In Part 1 of our blog series, we talked about how you can set hotel rates to maximise revenue. But this is not a set-and-forget activity. Monitoring market rates in real-time is crucial for hoteliers to ensure that you’re staying up-to-date in a dynamic market.
With such data, you can benchmark and adjust your rates with confidence. Without it, your pricing decisions are based on guesswork.
So how can you do this effectively? To answer this question, we’ve distilled some of the key points from our recently published eBook, How to price right: a guide to setting profitable B2C hotel rates, into a short blog post.
1. Forecast and flex rates in real-time
Remember that you need to strike a balance between selling some rooms in advance at lower rates, thereby guaranteeing occupancy – but holding some back to sell at a later date after raising the price as demand increases (knowing that you risk having those rooms unsold).
Some best practice tips:
- Compare current rates to your OTB (on-the-books) and pickup rates.

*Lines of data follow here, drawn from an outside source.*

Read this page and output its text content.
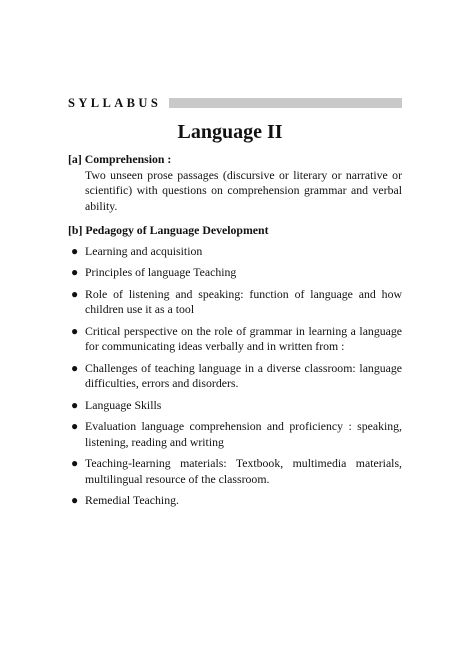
SYLLABUS
Language II

[a] Comprehension :

Two unseen prose passages (discursive or literary or narrative or scientific) with questions on comprehension grammar and verbal ability.

[b] Pedagogy of Language Development

● Learning and acquisition
● Principles of language Teaching
● Role of listening and speaking: function of language and how children use it as a tool
● Critical perspective on the role of grammar in learning a language for communicating ideas verbally and in written from :
● Challenges of teaching language in a diverse classroom: language difficulties, errors and disorders.
● Language Skills
● Evaluation language comprehension and proficiency : speaking, listening, reading and writing
● Teaching-learning materials: Textbook, multimedia materials, multilingual resource of the classroom.
● Remedial Teaching.
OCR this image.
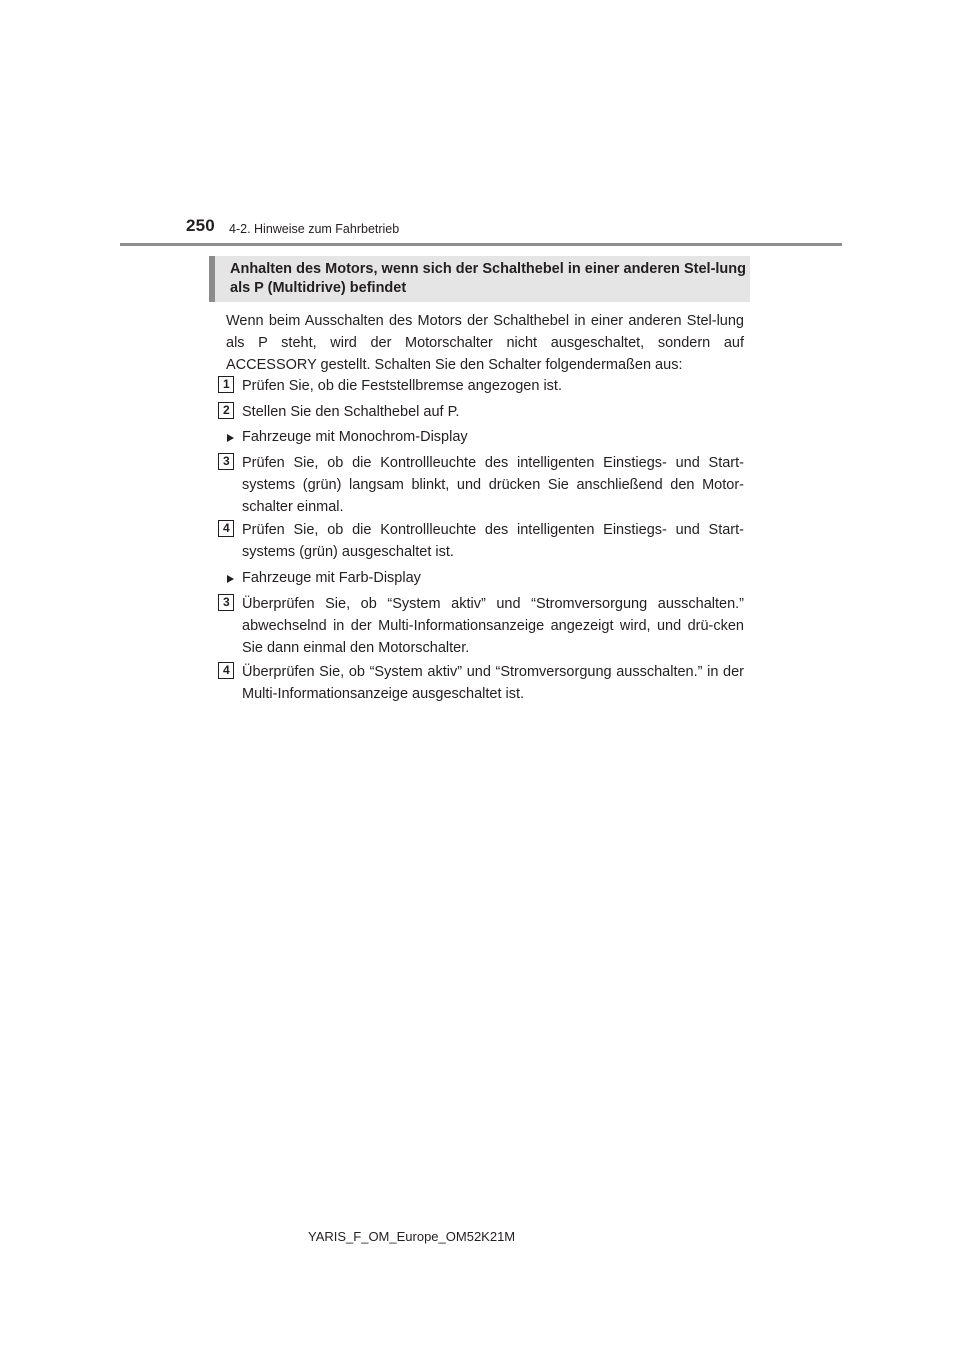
250 4-2. Hinweise zum Fahrbetrieb
Anhalten des Motors, wenn sich der Schalthebel in einer anderen Stel-lung als P (Multidrive) befindet
Wenn beim Ausschalten des Motors der Schalthebel in einer anderen Stel-lung als P steht, wird der Motorschalter nicht ausgeschaltet, sondern auf ACCESSORY gestellt. Schalten Sie den Schalter folgendermaßen aus:
1 Prüfen Sie, ob die Feststellbremse angezogen ist.
2 Stellen Sie den Schalthebel auf P.
Fahrzeuge mit Monochrom-Display
3 Prüfen Sie, ob die Kontrollleuchte des intelligenten Einstiegs- und Start-systems (grün) langsam blinkt, und drücken Sie anschließend den Motor-schalter einmal.
4 Prüfen Sie, ob die Kontrollleuchte des intelligenten Einstiegs- und Start-systems (grün) ausgeschaltet ist.
Fahrzeuge mit Farb-Display
3 Überprüfen Sie, ob “System aktiv” und “Stromversorgung ausschalten.” abwechselnd in der Multi-Informationsanzeige angezeigt wird, und drü-cken Sie dann einmal den Motorschalter.
4 Überprüfen Sie, ob “System aktiv” und “Stromversorgung ausschalten.” in der Multi-Informationsanzeige ausgeschaltet ist.
YARIS_F_OM_Europe_OM52K21M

- Look at market rates on a daily basis.
- Look at market rates in depth on a weekly basis.
- Consider local events.
- Look at your online booking channels and determine which ones are most effective.
- Remove rates that don’t sell.
2. Look at competitor rates
Real-time competitor rates should always be taken into consideration when reviewing and adjusting your pricing strategy – not only will it help you proactively increase your revenue, but you’ll be able to see which OTAs, wholesalers or meta-sites are undercutting you, and act promptly to ensure rate parity.
But don’t be consumed by competitor comparison. Consider Game Theory and the Prisoner’s Dilemma – if hotels get into price wars with each other, then collectively you put yourselves all at a disadvantage.